During this past long weekend, I had the blessing of spending some quality time with a small portion of my already tiny family.
My eldest brother, Kuya Miko, is 13 years older than me. The memories I have growing up rarely have him involved because of our large age gap. When I was just starting school, he was already wrapping up his last year in high school. The age gap and his tendency to separate himself from our parents led to a brother-sister relationship that was just barely there. For the longest time, I felt like I knew nothing about him and vice versa. I loved him, but mostly out of the fact that I knew I had to love my own brother. There was a lack of feeling behind the statement “I love you” when it came to him. At points I felt like he was that random relative I would see during major holidays and would only hold polite conversation with for half an hour once or twice a year. I knew I had him in my life, it just felt like sometimes there wasn’t much of an impact from having him involved at all.

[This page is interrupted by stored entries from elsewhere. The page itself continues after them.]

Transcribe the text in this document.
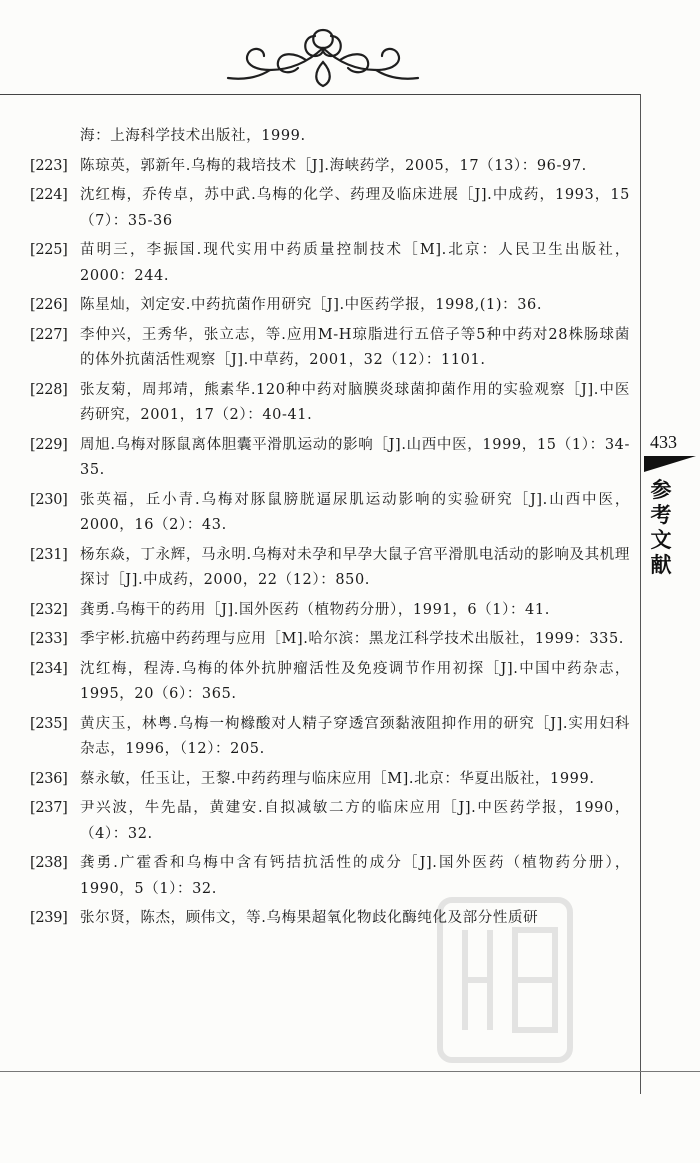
433
参
考
文
献
海：上海科学技术出版社，1999.
[223] 陈琼英，郭新年.乌梅的栽培技术［J].海峡药学，2005，17（13）：96-97.
[224] 沈红梅，乔传卓，苏中武.乌梅的化学、药理及临床进展［J].中成药，1993，15（7）：35-36
[225] 苗明三，李振国.现代实用中药质量控制技术［M].北京：人民卫生出版社，2000：244.
[226] 陈星灿，刘定安.中药抗菌作用研究［J].中医药学报，1998,(1)：36.
[227] 李仲兴，王秀华，张立志，等.应用M-H琼脂进行五倍子等5种中药对28株肠球菌的体外抗菌活性观察［J].中草药，2001，32（12）：1101.
[228] 张友菊，周邦靖，熊素华.120种中药对脑膜炎球菌抑菌作用的实验观察［J].中医药研究，2001，17（2）：40-41.
[229] 周旭.乌梅对豚鼠离体胆囊平滑肌运动的影响［J].山西中医，1999，15（1）：34-35.
[230] 张英福，丘小青.乌梅对豚鼠膀胱逼尿肌运动影响的实验研究［J].山西中医，2000，16（2）：43.
[231] 杨东焱，丁永辉，马永明.乌梅对未孕和早孕大鼠子宫平滑肌电活动的影响及其机理探讨［J].中成药，2000，22（12）：850.
[232] 龚勇.乌梅干的药用［J].国外医药（植物药分册），1991，6（1）：41.
[233] 季宇彬.抗癌中药药理与应用［M].哈尔滨：黑龙江科学技术出版社，1999：335.
[234] 沈红梅，程涛.乌梅的体外抗肿瘤活性及免疫调节作用初探［J].中国中药杂志，1995，20（6）：365.
[235] 黄庆玉，林粤.乌梅一枸橼酸对人精子穿透宫颈黏液阻抑作用的研究［J].实用妇科杂志，1996，（12）：205.
[236] 蔡永敏，任玉让，王黎.中药药理与临床应用［M].北京：华夏出版社，1999.
[237] 尹兴波，牛先晶，黄建安.自拟减敏二方的临床应用［J].中医药学报，1990，（4）：32.
[238] 龚勇.广霍香和乌梅中含有钙拮抗活性的成分［J].国外医药（植物药分册），1990，5（1）：32.
[239] 张尔贤，陈杰，顾伟文，等.乌梅果超氧化物歧化酶纯化及部分性质研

I have noticed that the older I get the easier it becomes to talk to him. I now have reasons behind my mumbled “love you’s” to him and I know a few more things about him than when I was in elementary school. We’ve finally reached this level of connection that I’ve always wanted while growing up, and I couldn’t be happier about it. He has provided so much wisdom for me to listen to and follow, and I’ve genuinely witnessed how much growth there’s been in our relationship with each other.
Over the weekend, we headed down to Southern California with his fiancé, Ate Mariane, and their son, Zeus. From the moment our vacation started to the very end, I noticed just how much the three of them make sense as a little family unit. Due to my Kuya’s tendency to keep to himself more often than less, I never really understood the dynamic he had with his fiancé and son. I was able to witness the amount of care and love they have for each other, and for their son, and it was beautiful to see. They’re a loving family in the midst of our larger family, and I’m content in thought to know that my Kuya Miko will be developing a future with the both of them involved in every aspect.
The time spent at Knott’s Berry Farm, Disneyland, and all of the little Southern California hotspots was a really joyous occasion since I was able to understand these 3 members of my family a lot more than before. I’m grateful for them, and I know that no matter what the future holds, at least I have these goofy, loving family members involved throughout everything.